How dare you accept from the King knighthood,
When you have nothing noble done? To think
That you could put such a ma’ers as slaves so light,
As you have done before my own sight!

You don’t deserve t’be called a human be’ng
After what you’ve done to the people in
Jamaica. You have slaves who are fleeing
Because of you. You have committed sin.
I do not care if the walls of this place
Come tumbling down, if you free all the slaves.
I cannot bear to look upon your face
Until you are sent to your cold, hard grave.

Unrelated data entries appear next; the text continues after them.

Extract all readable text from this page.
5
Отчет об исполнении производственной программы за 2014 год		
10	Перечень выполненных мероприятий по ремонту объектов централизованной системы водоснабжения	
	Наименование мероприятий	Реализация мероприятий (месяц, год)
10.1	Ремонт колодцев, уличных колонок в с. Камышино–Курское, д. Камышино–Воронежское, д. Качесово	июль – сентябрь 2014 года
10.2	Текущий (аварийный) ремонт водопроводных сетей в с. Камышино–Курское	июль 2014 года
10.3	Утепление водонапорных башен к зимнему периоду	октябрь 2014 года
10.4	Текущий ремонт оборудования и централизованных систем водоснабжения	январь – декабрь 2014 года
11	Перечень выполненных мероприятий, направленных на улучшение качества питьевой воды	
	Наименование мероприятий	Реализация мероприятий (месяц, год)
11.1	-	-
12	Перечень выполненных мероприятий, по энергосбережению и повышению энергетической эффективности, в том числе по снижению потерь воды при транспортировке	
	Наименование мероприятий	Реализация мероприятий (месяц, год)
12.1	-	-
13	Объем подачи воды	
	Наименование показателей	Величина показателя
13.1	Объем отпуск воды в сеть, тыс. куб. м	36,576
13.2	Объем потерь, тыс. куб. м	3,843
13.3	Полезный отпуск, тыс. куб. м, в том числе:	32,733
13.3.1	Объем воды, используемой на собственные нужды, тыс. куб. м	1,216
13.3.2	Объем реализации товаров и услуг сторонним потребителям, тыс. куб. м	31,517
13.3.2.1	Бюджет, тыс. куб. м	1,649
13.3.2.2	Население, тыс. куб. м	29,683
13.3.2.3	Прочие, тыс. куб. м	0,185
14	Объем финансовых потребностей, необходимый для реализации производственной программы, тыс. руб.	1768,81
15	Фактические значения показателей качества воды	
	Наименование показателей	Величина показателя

So let the walls crumble, and fall, and crash
On top of you, for I won’t pull you out;
I’ll stand and watch as this house turns to ash.
My tea will then be of your blood, and your tears.
I’ll smile knowing that gone are the slaves’ fears.


The author's comments:
This piece was actually an assignment for my English seminar. The only guidelines were to pick a part of Elizabeth Barrett Browning's life and write a poem about it from her point of view. I chose to write about the time she is informed that all of her family's fortune comes from slavery in Jamaica.